Provable Zero-Shot Generalization in Offline Reinforcement Learning
This work addresses the challenge of generalization in offline RL for AI systems that need to adapt to new environments without additional data, representing a foundational step in understanding this phenomenon.
The paper tackles the problem of offline reinforcement learning with zero-shot generalization, where an agent must learn from offline data across multiple training environments to perform well on unseen test environments without further interaction. The authors propose PERM and PPPO methods, which use pessimistic policy evaluation to achieve near-optimal policies with zero-shot generalization.

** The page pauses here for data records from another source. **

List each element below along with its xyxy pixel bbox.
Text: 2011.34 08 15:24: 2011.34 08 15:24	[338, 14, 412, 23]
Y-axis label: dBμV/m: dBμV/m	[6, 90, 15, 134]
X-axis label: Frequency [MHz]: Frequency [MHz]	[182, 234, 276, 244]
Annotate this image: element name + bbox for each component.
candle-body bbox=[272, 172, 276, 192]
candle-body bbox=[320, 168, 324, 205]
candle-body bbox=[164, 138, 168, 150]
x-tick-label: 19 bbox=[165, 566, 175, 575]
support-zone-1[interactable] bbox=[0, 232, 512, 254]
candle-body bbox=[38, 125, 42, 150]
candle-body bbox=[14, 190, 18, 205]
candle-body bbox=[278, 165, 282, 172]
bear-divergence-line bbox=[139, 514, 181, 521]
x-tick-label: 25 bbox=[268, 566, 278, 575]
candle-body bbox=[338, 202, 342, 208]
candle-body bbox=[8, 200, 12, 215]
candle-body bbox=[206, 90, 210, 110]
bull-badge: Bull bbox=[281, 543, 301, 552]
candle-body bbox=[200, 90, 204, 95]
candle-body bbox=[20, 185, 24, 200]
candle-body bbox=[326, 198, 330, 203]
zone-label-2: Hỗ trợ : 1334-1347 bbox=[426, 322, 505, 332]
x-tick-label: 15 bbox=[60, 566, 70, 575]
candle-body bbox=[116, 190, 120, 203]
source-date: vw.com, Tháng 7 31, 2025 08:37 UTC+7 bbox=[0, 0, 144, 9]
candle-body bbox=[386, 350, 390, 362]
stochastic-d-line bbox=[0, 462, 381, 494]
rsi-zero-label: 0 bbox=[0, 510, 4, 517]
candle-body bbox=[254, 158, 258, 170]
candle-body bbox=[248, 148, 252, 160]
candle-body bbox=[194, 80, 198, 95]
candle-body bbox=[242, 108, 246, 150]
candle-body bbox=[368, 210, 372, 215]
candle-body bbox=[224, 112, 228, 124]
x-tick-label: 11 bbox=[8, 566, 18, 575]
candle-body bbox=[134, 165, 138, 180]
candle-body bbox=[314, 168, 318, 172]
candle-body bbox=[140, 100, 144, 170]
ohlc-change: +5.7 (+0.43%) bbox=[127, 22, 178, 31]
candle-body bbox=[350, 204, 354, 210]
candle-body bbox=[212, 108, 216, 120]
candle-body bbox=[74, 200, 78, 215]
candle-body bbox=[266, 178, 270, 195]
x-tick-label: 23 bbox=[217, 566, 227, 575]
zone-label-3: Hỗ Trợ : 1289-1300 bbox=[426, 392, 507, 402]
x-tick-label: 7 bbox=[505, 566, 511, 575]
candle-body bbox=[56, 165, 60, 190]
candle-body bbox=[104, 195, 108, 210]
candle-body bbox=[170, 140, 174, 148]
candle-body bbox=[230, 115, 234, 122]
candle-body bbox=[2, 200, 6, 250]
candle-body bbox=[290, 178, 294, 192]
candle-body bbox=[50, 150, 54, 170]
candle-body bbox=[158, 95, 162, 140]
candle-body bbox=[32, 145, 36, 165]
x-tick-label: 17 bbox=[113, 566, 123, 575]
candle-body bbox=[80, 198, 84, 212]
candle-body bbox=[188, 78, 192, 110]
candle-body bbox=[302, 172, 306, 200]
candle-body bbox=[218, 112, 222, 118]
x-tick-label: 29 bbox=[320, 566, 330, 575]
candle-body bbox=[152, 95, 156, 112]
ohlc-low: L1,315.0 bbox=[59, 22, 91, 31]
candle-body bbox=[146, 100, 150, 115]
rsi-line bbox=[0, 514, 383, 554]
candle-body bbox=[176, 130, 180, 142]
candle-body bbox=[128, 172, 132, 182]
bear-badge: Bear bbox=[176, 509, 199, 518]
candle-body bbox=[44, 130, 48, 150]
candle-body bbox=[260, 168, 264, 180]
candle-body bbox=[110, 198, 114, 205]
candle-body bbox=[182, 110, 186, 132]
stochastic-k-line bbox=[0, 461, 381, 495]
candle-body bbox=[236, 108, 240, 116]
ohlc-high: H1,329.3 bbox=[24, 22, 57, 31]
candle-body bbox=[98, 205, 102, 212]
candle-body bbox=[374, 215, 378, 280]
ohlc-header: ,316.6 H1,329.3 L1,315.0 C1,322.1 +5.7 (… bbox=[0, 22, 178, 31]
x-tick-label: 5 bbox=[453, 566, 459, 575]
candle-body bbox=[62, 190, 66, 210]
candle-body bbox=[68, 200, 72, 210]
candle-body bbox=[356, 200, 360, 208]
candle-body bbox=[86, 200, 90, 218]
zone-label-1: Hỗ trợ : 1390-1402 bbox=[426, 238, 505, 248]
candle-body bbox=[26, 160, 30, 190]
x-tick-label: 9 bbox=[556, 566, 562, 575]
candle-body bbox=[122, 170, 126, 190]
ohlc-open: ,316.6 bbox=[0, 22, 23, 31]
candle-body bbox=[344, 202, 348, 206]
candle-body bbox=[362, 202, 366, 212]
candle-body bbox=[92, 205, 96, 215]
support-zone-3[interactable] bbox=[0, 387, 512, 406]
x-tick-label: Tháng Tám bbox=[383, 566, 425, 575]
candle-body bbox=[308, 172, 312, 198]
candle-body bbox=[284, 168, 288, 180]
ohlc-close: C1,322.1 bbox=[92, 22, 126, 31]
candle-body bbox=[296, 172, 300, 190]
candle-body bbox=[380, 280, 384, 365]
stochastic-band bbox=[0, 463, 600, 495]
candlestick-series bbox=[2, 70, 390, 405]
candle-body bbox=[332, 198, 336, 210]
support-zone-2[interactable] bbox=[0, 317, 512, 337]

In this work, we study offline reinforcement learning (RL) with zero-shot generalization property (ZSG), where the agent has access to an offline dataset including experiences from different environments, and the goal of the agent is to train a policy over the training environments which performs well on test environments without further interaction. Existing work showed that classical offline RL fails to generalize to new, unseen environments. We propose pessimistic empirical risk minimization (PERM) and pessimistic proximal policy optimization (PPPO), which leverage pessimistic policy evaluation to guide policy learning and enhance generalization. We show that both PERM and PPPO are capable of finding a near-optimal policy with ZSG. Our result serves as a first step in understanding the foundation of the generalization phenomenon in offline reinforcement learning.